I used to enjoy listening to Mom as she talked on the telephone. If she was conversing mainly in Italian, she was on the line with my grandma. But if Mom was speaking grammatically perfect English, you could be sure she was giving what-for to a hapless customer service rep. She was a pro at making sure she got her money’s worth. If a product or service did not meet her expectations, Mom would either write an impassioned letter to the offending company or file a verbal complaint. When filing by phone, she would always record the time and date of the call, along with the name of the person receiving the complaint. Mom would write the information in pencil directly on the mint green wall beside the phone: a reasonable method, she thought, for safeguarding information in a household where things were often misplaced.

One day, while Mom was busy elsewhere, I picked up the pencil by the phone and began to write on the wall.

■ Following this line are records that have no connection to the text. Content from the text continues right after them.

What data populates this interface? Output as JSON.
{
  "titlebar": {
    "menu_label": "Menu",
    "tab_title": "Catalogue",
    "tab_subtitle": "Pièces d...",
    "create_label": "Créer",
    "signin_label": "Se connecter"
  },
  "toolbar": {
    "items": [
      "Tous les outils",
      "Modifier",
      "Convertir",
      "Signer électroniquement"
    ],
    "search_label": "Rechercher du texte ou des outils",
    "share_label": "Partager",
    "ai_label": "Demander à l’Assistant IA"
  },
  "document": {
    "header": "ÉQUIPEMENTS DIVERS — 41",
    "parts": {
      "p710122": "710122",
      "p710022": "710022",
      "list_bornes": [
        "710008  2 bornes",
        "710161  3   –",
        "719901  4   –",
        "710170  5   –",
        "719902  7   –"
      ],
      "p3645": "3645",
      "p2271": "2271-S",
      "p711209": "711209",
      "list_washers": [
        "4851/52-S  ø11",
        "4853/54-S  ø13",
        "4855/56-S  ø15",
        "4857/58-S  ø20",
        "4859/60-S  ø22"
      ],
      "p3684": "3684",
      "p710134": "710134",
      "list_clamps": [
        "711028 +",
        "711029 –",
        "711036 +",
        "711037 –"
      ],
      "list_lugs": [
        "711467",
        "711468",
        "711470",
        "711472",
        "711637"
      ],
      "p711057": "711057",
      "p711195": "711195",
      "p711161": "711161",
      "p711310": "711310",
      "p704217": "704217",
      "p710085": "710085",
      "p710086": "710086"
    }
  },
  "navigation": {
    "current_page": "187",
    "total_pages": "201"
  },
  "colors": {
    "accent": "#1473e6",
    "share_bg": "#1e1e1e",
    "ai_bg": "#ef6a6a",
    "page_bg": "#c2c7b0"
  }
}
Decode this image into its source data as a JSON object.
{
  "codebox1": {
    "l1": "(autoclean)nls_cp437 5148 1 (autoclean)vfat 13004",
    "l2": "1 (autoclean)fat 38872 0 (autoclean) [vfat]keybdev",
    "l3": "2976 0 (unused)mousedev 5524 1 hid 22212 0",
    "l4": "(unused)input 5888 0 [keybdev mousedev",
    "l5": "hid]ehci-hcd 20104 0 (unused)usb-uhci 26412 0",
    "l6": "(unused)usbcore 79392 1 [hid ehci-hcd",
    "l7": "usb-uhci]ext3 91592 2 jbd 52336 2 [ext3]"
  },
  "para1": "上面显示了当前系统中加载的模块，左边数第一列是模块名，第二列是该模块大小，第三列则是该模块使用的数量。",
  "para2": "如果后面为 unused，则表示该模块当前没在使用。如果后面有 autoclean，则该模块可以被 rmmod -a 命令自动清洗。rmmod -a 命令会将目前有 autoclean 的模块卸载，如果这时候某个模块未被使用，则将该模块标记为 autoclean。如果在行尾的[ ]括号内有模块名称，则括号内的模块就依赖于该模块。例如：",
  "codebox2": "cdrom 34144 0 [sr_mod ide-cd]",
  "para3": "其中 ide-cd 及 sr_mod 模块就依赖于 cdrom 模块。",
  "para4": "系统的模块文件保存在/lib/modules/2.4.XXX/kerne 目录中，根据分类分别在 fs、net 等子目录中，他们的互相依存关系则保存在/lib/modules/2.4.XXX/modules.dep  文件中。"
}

I started by copying the pencil marks Mom had made during her recent tongue-lashing of the New York City Department of Sanitation, and then I drew little circles below the name of the unlucky Procter & Gamble rep who had listened to Mom’s vilification of “Tide, the Washday Miracle.” I was adding broad-stroke flourishes to my work when Mom walked in. She was very angry with me for having written on the wall, and I couldn’t understand why. 

I was only learning from my mom’s example.

“I will make you lick those drawings off the wall!” Mom told me. I hadn’t yet come to realize that Mom was all bark and no bite, and I was worried. So when Mom wasn’t looking, I took a tentative lick of the wall, just to see what I was in for. To this day, I remember vividly the rough, dry chalkiness of a mint green wall that tasted absolutely nothing like mint.

St. Paul reminds us to “set the believers an example in speech and conduct, in love, in faith, in purity” (1 Timothy 4:12). That’s a lot of virtue to be modeling. There may be times when we backslide, and are tempted to brush off our wrongful behavior by advising others to “Do as I say, not as I do.” But if we are striving for perfection, “Do as I do” should be our ideal. Led by Jesus’ example, we can lead others by our example, and ultimately say with St. Paul, “Be imitators of me, as I am of Christ” (1 Corinthians 11:1).